We haven’t worked together since Flashing Lights, and as much as I love the man, I really don’t think us working together and living together would end up being a good idea.
“Okay,” he says. “If you’re not into it, you’re not into it. I will say, though, that my agent called Academy Awards for the leading male and the leading female roles, and if we were to do this thing together, that would be—”
“Yeah,” I interrupt. “That would be us, I get it. I remember the last time someone in your family called an award, and if I’m not mistaken, you didn’t even get nominated for Lights, did you?”
“I was just trying to get in your pants,” he says.
“Well, it worked, I guess,” I tell him. “If you ignore just about everything else that’s happened since we’ve met, you can absolutely thank your calling your award for our relationship.”
“It wasn’t that bad of a movie,” he says.
“I never said it was a bad movie,” I tell him. “I’m just saying that I don’t think it’s a good idea for the two of us to work together.”
“Fine,” he says. “I’ll let my agent know.”
Damian and Danna found it useful to compartmentalize their relationship so that, for anything work-related, Damian talks to her and refers to her as his agent. For everything else, she’s still his twin sister.
You know, the funny thing is that the two of them really don’t look all that much alike.
Damian walks off and calls Danna and I just take another sip of my Long Island iced tea. By the time he comes back, I’ve almost finished the drink.
“So, I don’t know if you remember my old assistant Kieran,” Damian says as he nears me again, “but he just got his first director job.”
“Good for him,” I reply.
“I guess,” Damian says. “I always thought the guy was kind of an idiot, but maybe he just hadn’t found his calling yet.”
“Is Danna going to be joining us for dinner?” I ask.
“Yeah,” he says. “Apparently, her date isn’t going so well, so she’s on her way home now.”
“Oh no, trouble with the pincushion?” I ask.
“She didn’t say exactly what happened,” Damian says. “She just said that she left him rolling on the floor after she gave him a knee to the groin.”
“Your sister kind of scares me,” I tell him.
“Yeah,” he says, “me, too.”
I finish up my drink and we head inside.
I’ve grown to really care for Danna, but there’s a very specific reason that I’m eager to talk to her. Along with being Damian’s agent, she’s my agent, too.

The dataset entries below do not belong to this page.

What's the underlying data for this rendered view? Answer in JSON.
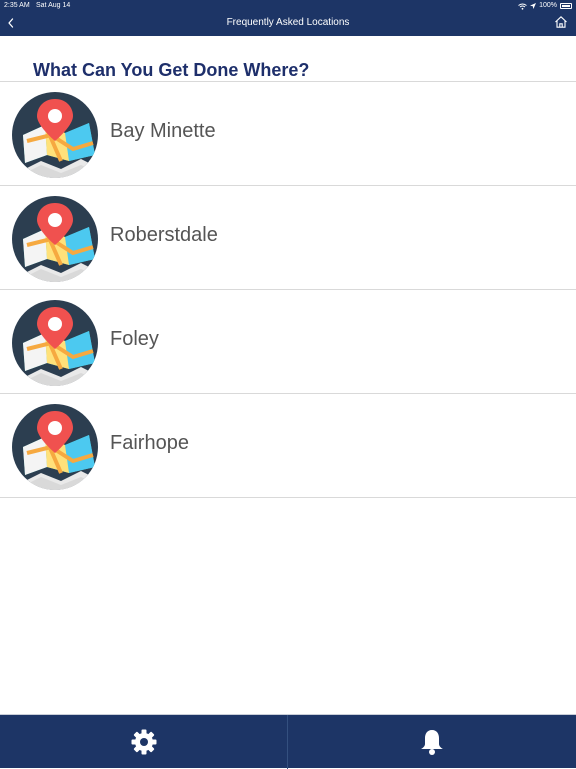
{
  "status_bar": {
    "time": "2:35 AM",
    "date": "Sat Aug 14",
    "battery": "100%"
  },
  "nav": {
    "title": "Frequently Asked Locations",
    "back_icon": "chevron-left-icon",
    "home_icon": "home-icon"
  },
  "page": {
    "heading": "What Can You Get Done Where?"
  },
  "locations": [
    {
      "label": "Bay Minette",
      "icon": "map-pin-icon"
    },
    {
      "label": "Roberstdale",
      "icon": "map-pin-icon"
    },
    {
      "label": "Foley",
      "icon": "map-pin-icon"
    },
    {
      "label": "Fairhope",
      "icon": "map-pin-icon"
    }
  ],
  "tab_bar": {
    "items": [
      {
        "icon": "gear-icon"
      },
      {
        "icon": "bell-icon"
      }
    ]
  },
  "colors": {
    "nav_background": "#1d3566",
    "heading_text": "#1e2f6b",
    "item_text": "#555555",
    "divider": "#d9d9d9"
  }
}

The idea was Damian’s, originally, but Danna and I both rejected it then out of hand. It wasn’t until we got together alone a few weeks later that we actually started to take the arrangement seriously.
There are still offers coming in all the time, but I have, very recently, been informed about a job that I think would fit my abilities remarkably well. The trick is going to be getting Damian to leave the two of us alone for five seconds so Danna and I can talk about it.
I pop into the bathroom and take a quick look at myself in the mirror, but Late Night with the Stars did a pretty damn good job making me look absolutely sumptuous.
Danna gets home and I try to talk to her, but Damian walks in, interrupting us. When I tell him that it’s professional business with my agent, he pulls up a chair.
He’s not dumb, but sometimes Damian isn’t very smart.
Danna and I agree to talk later, but that doesn’t happen until we’re at the restaurant and Danna “accidentally” spills her water on Damian’s lap. He goes off to the restroom to dry off and Danna leans toward me.
“This is what you really want to do?” she asks. “They need a firm answer pretty fast or else they’re going to start making other calls.”
“Yeah,” I tell her, “let’s do it. I heard the synopsis and I just knew that I had to be in this movie.”